Why does Medicaid expansion keep finding success with red-state voters, if not their elected representatives? Hall pointed to three successful messages: hearing from neighbors who will benefit, bringing federal tax dollars back to the state, and protecting the solvency of rural hospitals and health clinics. One of the ads running in South Dakota features a farmer who says he wants to keep his family farm running but can’t afford health care right now.
To date, Medicaid expansion ballot initiatives have been an unqualified success. But their usefulness might soon be running out. Only about half of states allow citizen-initiated ballot measures and, of the 12 states that haven’t expanded Medicaid, only four of them permit such initiatives: South Dakota — which is already voting on it this fall — plus Florida, Mississippi, and Wyoming.

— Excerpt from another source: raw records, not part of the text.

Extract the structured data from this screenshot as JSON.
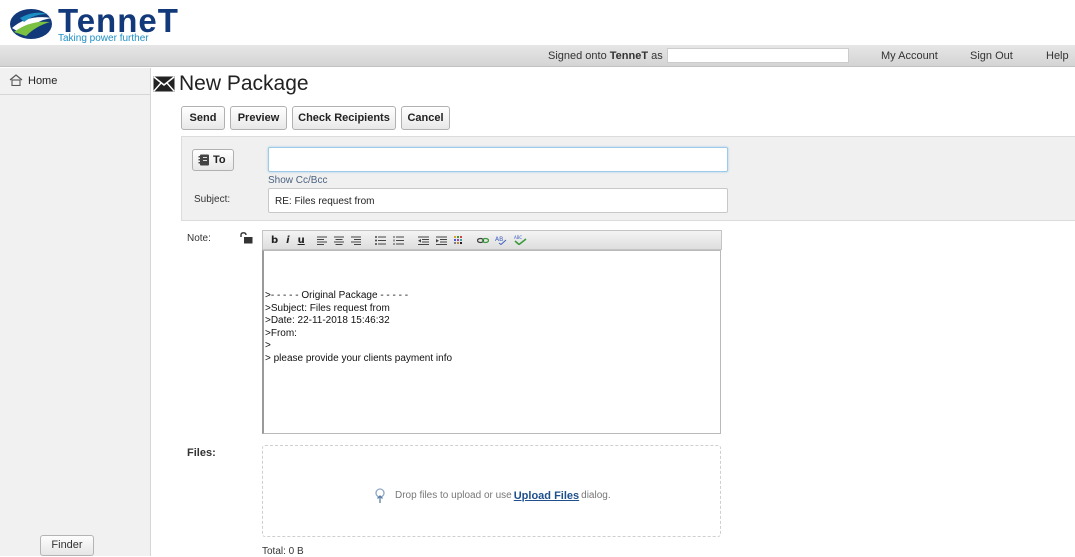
{
  "brand": {
    "name": "TenneT",
    "tagline": "Taking power further"
  },
  "topbar": {
    "signed_prefix": "Signed onto ",
    "signed_app": "TenneT",
    "signed_suffix": " as",
    "nav": [
      {
        "label": "My Account"
      },
      {
        "label": "Sign Out"
      },
      {
        "label": "Help"
      }
    ]
  },
  "sidebar": {
    "home_label": "Home",
    "finder_label": "Finder"
  },
  "page": {
    "title": "New Package"
  },
  "toolbar": {
    "send": "Send",
    "preview": "Preview",
    "check_recipients": "Check Recipients",
    "cancel": "Cancel"
  },
  "recipients": {
    "to_label": "To",
    "to_value": "",
    "show_cc": "Show Cc/Bcc",
    "subject_label": "Subject:",
    "subject_value": "RE: Files request from"
  },
  "note": {
    "label": "Note:",
    "toolbar": [
      "b",
      "i",
      "u"
    ],
    "lines": [
      ">- - - - - Original Package - - - - -",
      ">Subject: Files request from",
      ">Date: 22-11-2018 15:46:32",
      ">From:",
      ">",
      "> please provide your clients payment info"
    ]
  },
  "files": {
    "label": "Files:",
    "drop_prefix": "Drop files to upload or use",
    "drop_link": "Upload Files",
    "drop_suffix": "dialog.",
    "total": "Total: 0 B"
  },
  "icons": {
    "home": "home-icon",
    "mail": "envelope-icon",
    "to": "address-book-icon",
    "lock": "unlock-icon",
    "upload": "upload-icon"
  },
  "colors": {
    "brand_blue": "#123a7a",
    "brand_cyan": "#1d8fc4",
    "link": "#1f4f8c"
  }
}
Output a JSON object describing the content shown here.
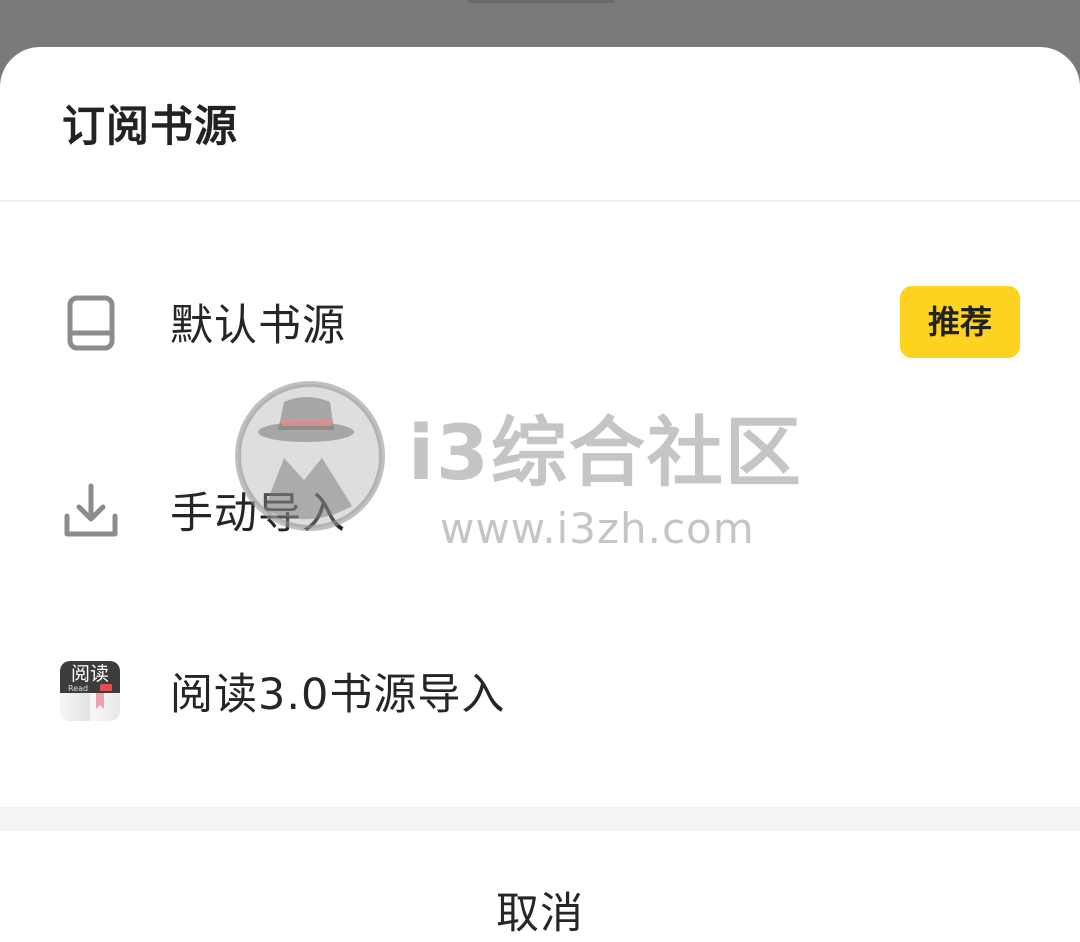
{
  "sheet": {
    "title": "订阅书源"
  },
  "options": [
    {
      "label": "默认书源",
      "icon": "book-icon",
      "badge": "推荐"
    },
    {
      "label": "手动导入",
      "icon": "download-icon"
    },
    {
      "label": "阅读3.0书源导入",
      "icon": "legado-app-icon",
      "app_icon_text": "阅读",
      "app_icon_sub": "Read"
    }
  ],
  "cancel_label": "取消",
  "watermark": {
    "title": "i3综合社区",
    "url": "www.i3zh.com"
  },
  "colors": {
    "badge": "#fdd31f",
    "backdrop": "#7a7a7a",
    "text": "#262626"
  }
}
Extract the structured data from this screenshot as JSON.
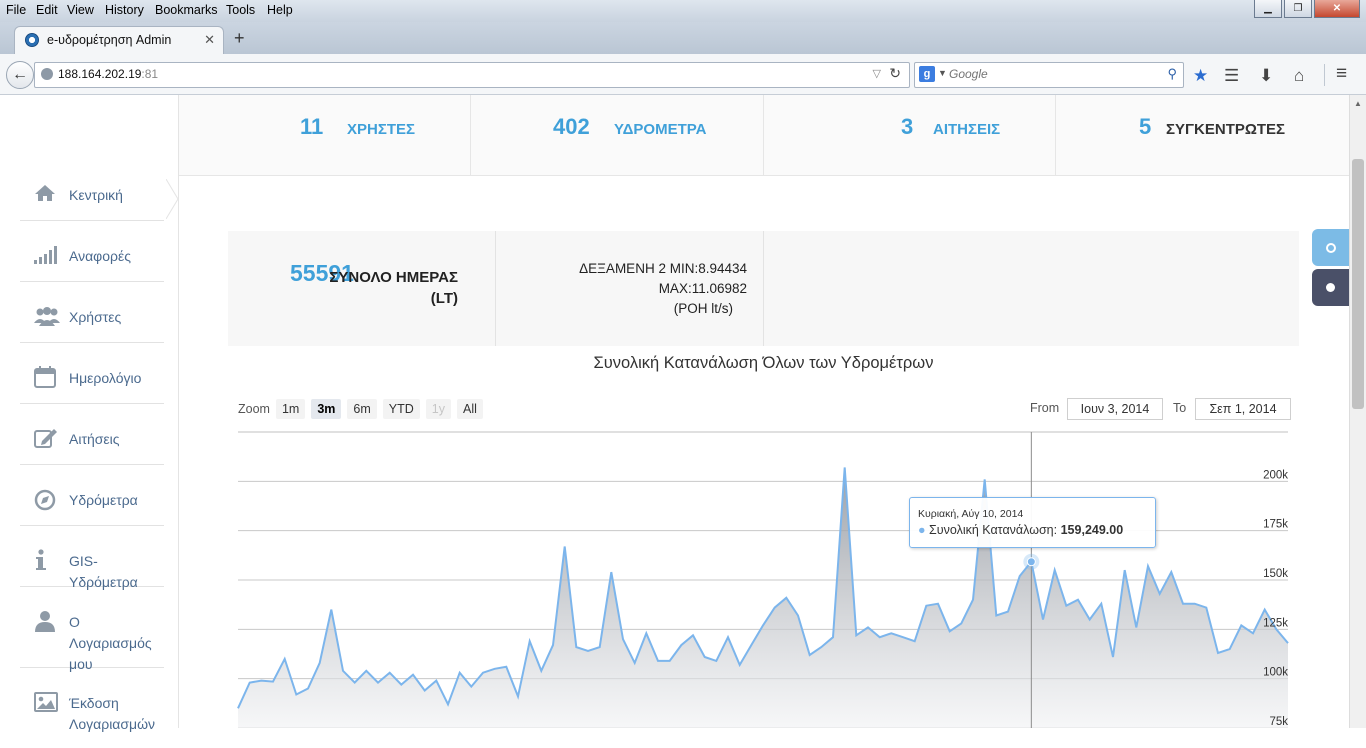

Florida is the second biggest state, after Texas, that is still refusing Medicaid expansion. Those two states are home to more than half of the 2.2 million people nationwide who have been left without a viable option for coverage because their state has not expanded Medicaid. But while ballot initiatives are permitted there, they require a 60-percent supermajority and the state legislature has shown a willingness to undermine ballot measures after their passage.
The entire Mississippi ballot initiative process, meanwhile, was upended by a state court decision in 2021; advocates are working to restore the rights of citizens to collect signatures and put issues directly to voters. In Wyoming, there is some hope that the legislature and governor may yet get on board with Medicaid expansion as the state faces budget woes.
So while ballot measures could still make more gains in expanding Medicaid coverage, expansion advocates are running out of opportunities. Texas, for example, is one of the states that does not allow citizen-sponsored ballot initiatives. Neither do Georgia or North Carolina, the next biggest states after Florida not to expand it.
“We’re pretty close to working ourselves out of a job on this topic,” Hall said.
But the work will still be unfinished, until Republicans in these other states come around, Democrats can win in statewide elections, or Congress decides to take action to close the Medicaid expansion gap for good.